WASHINGTON — Pope Francis has appointed Father William D. Byrne, a pastor in the Archdiocese of Washington, to head the Diocese of Springfield, Massachusetts. He succeeds Archbishop Mitchell Rozanski, who was installed Aug. 25 to head the Archdiocese of St. Louis. Then-Bishop Rozanski headed the Springfield Diocese from 2014 until June when the pope named him to St. Louis. Bishop-designate Byrne, 56, has been pastor of Our Lady of Mercy Parish in Potomac, Maryland, since 2015. He was ordained a priest of the Archdiocese of Washington June 25, 1994. His appointment was announced in Washington Oct. 14 by Archbishop Christophe Pierre, Vatican nuncio to the United States.

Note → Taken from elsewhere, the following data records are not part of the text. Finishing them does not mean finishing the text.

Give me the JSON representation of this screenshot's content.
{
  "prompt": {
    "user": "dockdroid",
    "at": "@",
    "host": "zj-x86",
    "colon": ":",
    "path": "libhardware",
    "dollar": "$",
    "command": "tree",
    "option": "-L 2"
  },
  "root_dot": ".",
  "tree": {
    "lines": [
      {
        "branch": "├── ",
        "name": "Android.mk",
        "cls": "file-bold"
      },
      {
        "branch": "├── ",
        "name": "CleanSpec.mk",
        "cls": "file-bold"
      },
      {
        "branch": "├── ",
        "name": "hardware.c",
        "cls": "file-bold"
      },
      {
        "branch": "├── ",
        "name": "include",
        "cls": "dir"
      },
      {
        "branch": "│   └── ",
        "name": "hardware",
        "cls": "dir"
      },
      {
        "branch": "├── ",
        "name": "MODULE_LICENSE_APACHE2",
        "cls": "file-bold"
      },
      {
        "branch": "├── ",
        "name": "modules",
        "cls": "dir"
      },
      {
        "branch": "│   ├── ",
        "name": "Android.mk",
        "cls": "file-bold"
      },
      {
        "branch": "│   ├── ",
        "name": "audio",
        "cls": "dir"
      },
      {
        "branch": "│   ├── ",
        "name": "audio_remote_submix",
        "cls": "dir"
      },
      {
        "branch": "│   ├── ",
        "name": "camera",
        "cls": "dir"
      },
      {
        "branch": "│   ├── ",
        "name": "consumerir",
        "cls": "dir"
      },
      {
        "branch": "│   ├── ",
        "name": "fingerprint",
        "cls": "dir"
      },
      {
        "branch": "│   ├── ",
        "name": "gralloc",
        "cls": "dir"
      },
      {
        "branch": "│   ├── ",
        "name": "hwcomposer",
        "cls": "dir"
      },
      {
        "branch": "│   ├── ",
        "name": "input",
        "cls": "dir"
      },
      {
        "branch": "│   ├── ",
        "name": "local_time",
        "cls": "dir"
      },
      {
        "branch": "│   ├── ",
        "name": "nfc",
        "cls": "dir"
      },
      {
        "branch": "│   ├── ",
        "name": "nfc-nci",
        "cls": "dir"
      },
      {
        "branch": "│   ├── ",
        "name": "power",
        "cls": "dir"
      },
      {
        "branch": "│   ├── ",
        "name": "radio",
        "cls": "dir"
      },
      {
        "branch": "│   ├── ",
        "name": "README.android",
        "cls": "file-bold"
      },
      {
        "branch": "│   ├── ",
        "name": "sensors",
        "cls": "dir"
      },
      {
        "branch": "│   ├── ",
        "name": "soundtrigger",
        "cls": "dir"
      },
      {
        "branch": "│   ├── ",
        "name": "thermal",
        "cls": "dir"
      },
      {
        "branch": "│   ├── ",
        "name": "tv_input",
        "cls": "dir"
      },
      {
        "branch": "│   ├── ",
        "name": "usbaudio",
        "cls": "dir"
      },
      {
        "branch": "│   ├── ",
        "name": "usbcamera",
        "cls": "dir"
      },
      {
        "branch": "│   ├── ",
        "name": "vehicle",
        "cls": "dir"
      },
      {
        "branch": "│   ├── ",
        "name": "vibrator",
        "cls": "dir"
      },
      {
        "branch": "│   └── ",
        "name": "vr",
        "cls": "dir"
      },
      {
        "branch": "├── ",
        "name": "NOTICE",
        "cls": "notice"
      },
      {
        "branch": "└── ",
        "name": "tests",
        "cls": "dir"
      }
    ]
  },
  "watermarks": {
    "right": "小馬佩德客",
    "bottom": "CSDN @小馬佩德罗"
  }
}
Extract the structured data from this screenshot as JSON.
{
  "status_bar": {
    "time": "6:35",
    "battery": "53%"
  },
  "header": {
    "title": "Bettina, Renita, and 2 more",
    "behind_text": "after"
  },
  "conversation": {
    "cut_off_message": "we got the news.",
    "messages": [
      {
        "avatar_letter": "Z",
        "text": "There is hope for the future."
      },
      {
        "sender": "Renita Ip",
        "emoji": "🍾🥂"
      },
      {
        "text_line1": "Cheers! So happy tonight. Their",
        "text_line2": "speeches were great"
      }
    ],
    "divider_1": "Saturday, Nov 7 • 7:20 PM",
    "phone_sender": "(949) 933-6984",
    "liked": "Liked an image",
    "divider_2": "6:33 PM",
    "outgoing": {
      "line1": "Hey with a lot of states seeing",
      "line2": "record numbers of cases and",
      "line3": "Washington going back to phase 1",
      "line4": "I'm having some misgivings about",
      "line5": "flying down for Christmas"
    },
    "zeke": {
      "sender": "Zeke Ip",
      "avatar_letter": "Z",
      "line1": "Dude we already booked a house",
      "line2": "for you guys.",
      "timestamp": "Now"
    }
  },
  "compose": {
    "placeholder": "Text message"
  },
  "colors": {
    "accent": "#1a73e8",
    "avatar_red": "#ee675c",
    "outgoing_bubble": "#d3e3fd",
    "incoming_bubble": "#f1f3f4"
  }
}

New U.N. nuncio addresses economic inequities made worse by COVID-19
UNITED NATIONS — In an Oct. 7 address to the United Nations’ Economic and Financial Committee, Archbishop Gabriele Caccia, the Vatican’s newly appointed nuncio, took note of the many economic inequities made worse by the ongoing coronavirus pandemic. “From states to families and individuals, almost no one has escaped the economic hardship due to the consequences of the virus and these will stay with us for years to come. Although the pandemic has affected us all, the impact on some people and some countries are much more notable, both in the short and long term,” Archbishop Caccia said in his remarks.
Finance measures meant
to expel ‘merchants’ from the temple, pope says
VATICAN CITY — The latest financial transparency measures enacted at the Vatican are meant to restore order, ensuring money serves its purpose and does not become an object of idolatry, Pope Francis told European finance experts. “Jesus drove merchants from the temple precincts and stated: ‘You cannot serve both God and money,’” Pope Francis said. “Once the economy loses its human face, then we are no longer served by money, but ourselves become servants of money.” The pope made the comments Oct. 8 when he met with experts from Moneyval — the Council of Europe’s Committee of Experts on the Evaluation of Anti-Money Laundering Measures and the Financing of Terrorism. The experts began a two-week onsite inspection of the Holy See and Vatican City State in late September; the visit originally was scheduled for April but was postponed due to the coronavirus pandemic.